ALİ SERİNDAĞ (Gaziantep) -
Millî bayramları kutlamak ne zamandan beri suç oldu?
İÇİŞLERİ BAKANI İDRİS NAİM
ŞAHİN (Devamla) – Söz konusu yerler usulüne uygun olarak kamuoyuna ilan edilmiş
olup…
GÜRKUT ACAR (Antalya) – Millî
bayramları kaldırmaya çalışıyorsunuz Sayın Bakan, unutturmaya
çalışıyorsunuz.
İÇİŞLERİ BAKANI İDRİS NAİM
ŞAHİN (Devamla) – …bu yerler içerisinde, talebe konu olan Ulus ve Anıtkabir
çevresi bulunmamaktadır. Aynı Kanun’un 22’nci maddesinde, “Genel yollar ile
parklarda, mabetlerde, kamu hizmeti görülen bina ve tesislerde…”
GÜRKUT ACAR (Antalya) –
Bayramın kutlanma yeri olmaz Sayın Bakan, bayramın kutlanma yeri olmaz!

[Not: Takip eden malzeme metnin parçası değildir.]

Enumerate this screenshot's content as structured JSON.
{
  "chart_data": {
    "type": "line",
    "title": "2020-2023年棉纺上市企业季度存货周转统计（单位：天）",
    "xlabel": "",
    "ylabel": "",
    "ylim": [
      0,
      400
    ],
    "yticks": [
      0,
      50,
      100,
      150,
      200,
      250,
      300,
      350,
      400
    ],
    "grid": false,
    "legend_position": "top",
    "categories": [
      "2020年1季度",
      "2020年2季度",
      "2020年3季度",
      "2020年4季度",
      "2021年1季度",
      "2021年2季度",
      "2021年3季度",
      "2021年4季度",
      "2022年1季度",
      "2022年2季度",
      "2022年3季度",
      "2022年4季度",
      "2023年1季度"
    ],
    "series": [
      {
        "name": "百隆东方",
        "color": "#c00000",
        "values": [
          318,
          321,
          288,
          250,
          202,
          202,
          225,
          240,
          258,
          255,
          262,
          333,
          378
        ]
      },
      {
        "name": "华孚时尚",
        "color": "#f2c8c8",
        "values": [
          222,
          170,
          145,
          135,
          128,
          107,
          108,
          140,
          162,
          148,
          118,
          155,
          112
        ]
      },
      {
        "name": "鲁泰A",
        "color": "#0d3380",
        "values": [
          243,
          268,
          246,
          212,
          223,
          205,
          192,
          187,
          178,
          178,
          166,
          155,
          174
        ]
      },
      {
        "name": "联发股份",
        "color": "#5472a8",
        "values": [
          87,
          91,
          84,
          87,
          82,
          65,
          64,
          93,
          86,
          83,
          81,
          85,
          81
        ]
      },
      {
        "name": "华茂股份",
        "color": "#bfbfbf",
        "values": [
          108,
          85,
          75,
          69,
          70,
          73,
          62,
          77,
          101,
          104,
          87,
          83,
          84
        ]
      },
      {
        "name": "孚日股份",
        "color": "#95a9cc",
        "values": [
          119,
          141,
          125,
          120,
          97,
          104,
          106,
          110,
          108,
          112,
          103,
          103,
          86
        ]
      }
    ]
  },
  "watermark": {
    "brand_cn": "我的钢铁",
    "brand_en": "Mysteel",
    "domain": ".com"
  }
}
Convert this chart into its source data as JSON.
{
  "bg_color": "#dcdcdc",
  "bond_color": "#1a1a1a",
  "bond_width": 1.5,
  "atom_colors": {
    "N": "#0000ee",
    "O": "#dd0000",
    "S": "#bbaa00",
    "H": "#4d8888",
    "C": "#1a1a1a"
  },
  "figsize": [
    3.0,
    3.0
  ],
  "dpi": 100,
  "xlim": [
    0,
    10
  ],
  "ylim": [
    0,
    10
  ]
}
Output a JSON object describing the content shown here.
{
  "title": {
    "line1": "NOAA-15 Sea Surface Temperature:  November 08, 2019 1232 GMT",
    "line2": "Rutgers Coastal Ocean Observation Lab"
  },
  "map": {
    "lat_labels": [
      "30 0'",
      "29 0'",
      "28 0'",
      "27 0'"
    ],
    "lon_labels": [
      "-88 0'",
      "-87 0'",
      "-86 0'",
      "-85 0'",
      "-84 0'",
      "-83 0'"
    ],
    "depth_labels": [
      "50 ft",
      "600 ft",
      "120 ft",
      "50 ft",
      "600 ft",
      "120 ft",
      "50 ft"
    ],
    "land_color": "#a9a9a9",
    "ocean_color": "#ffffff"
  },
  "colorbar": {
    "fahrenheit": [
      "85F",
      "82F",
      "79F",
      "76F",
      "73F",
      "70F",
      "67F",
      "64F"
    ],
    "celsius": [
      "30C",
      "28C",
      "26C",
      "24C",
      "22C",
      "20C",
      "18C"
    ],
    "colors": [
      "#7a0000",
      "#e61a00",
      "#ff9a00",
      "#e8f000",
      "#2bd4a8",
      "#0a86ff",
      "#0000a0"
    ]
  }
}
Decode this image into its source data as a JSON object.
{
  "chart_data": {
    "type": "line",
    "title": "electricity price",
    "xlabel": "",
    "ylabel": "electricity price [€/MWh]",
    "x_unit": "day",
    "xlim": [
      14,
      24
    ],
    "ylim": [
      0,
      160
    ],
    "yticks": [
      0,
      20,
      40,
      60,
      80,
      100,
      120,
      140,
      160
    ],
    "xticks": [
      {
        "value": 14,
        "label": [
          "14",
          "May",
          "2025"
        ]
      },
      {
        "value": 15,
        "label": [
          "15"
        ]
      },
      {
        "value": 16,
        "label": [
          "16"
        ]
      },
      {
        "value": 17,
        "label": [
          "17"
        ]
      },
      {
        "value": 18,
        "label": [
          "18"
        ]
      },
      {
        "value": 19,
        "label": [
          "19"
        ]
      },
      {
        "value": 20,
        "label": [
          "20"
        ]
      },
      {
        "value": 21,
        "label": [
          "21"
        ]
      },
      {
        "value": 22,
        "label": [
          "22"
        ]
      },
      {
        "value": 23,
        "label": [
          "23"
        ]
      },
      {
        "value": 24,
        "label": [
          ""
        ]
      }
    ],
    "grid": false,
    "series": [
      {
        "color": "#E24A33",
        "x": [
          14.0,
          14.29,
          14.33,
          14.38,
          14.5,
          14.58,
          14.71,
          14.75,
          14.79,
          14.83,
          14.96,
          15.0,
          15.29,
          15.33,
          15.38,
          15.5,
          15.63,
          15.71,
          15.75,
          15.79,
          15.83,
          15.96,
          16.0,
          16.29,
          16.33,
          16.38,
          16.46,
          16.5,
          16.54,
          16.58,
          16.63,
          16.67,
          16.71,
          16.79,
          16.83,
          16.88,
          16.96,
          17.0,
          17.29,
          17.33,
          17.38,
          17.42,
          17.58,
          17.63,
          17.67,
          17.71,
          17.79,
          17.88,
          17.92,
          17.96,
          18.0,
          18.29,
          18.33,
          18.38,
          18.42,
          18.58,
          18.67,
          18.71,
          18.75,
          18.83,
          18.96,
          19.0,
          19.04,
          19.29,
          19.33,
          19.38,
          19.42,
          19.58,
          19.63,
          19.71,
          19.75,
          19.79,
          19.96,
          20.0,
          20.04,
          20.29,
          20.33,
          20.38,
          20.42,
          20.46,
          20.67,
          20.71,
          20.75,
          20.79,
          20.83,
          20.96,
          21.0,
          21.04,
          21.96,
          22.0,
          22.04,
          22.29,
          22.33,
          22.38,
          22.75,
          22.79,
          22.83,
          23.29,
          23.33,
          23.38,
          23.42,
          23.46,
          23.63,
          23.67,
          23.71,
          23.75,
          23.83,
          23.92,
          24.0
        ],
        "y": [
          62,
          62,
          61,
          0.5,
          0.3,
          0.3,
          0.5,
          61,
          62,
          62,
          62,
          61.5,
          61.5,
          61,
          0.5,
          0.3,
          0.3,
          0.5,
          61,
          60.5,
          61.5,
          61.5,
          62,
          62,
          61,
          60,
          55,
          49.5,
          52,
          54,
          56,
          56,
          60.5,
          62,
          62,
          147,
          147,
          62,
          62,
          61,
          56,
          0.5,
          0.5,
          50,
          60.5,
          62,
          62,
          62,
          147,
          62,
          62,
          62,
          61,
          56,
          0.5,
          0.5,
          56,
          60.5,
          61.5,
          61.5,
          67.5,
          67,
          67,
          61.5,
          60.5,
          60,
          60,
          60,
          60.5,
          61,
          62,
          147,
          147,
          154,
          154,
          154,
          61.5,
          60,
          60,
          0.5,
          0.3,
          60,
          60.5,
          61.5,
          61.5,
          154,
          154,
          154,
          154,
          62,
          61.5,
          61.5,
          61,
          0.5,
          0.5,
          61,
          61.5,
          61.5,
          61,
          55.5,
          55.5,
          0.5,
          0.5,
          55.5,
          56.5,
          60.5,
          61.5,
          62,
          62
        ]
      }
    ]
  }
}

İÇİŞLERİ BAKANI İDRİS NAİM
ŞAHİN (Devamla) – “…ve bunların
eklentilerinde ve Türkiye Büyük Millet Meclisine 1 kilometre uzaklıktaki alan
içinde toplantı yapılamaz…”
CELAL DİNÇER (İstanbul) –
Sayın Bakan, Melih Gökçek Kızılay’da her gün tören yapıyor. İzin alıyor mu?
İÇİŞLERİ BAKANI İDRİS NAİM
ŞAHİN (Devamla) – “…şehirlerarası karayollarında gösteri yürüyüşleri
düzenlenemez.” hükmü yer almaktadır, kanun budur.
CELAL DİNÇER (İstanbul) –
Kızılay bu listeye dâhil mi Sayın Bakan?
İÇİŞLERİ BAKANI İDRİS NAİM
ŞAHİN (Devamla) – Ama Cumhuriyet Halk Partisinin kanunu herhâlde bir başka
kitapta yazmaktadır.
CELAL DİNÇER (İstanbul) –
Arabesk sanatçılar çıkarken izin var da cumhuriyet yürüyüşüne niye yok?
BAŞKAN – Sayın Dinçer…
İÇİŞLERİ BAKANI İDRİS NAİM
ŞAHİN (Devamla) – Bu çerçevede, genel hayatın, kamu düzeninin, yaya ve araç
trafiğinin olumsuz etkilenecek olması nedeniyle… (CHP sıralarından gürültüler)
BAŞKAN- Sayın Acar…
İÇİŞLERİ BAKANI İDRİS NAİM
ŞAHİN (Devamla) - ...belirtilen yerler ve güzergâhta söz konusu eylemin
gerçekleştirilmesine hukuken ve fiilen imkân olmadığı değerlendirilmiştir.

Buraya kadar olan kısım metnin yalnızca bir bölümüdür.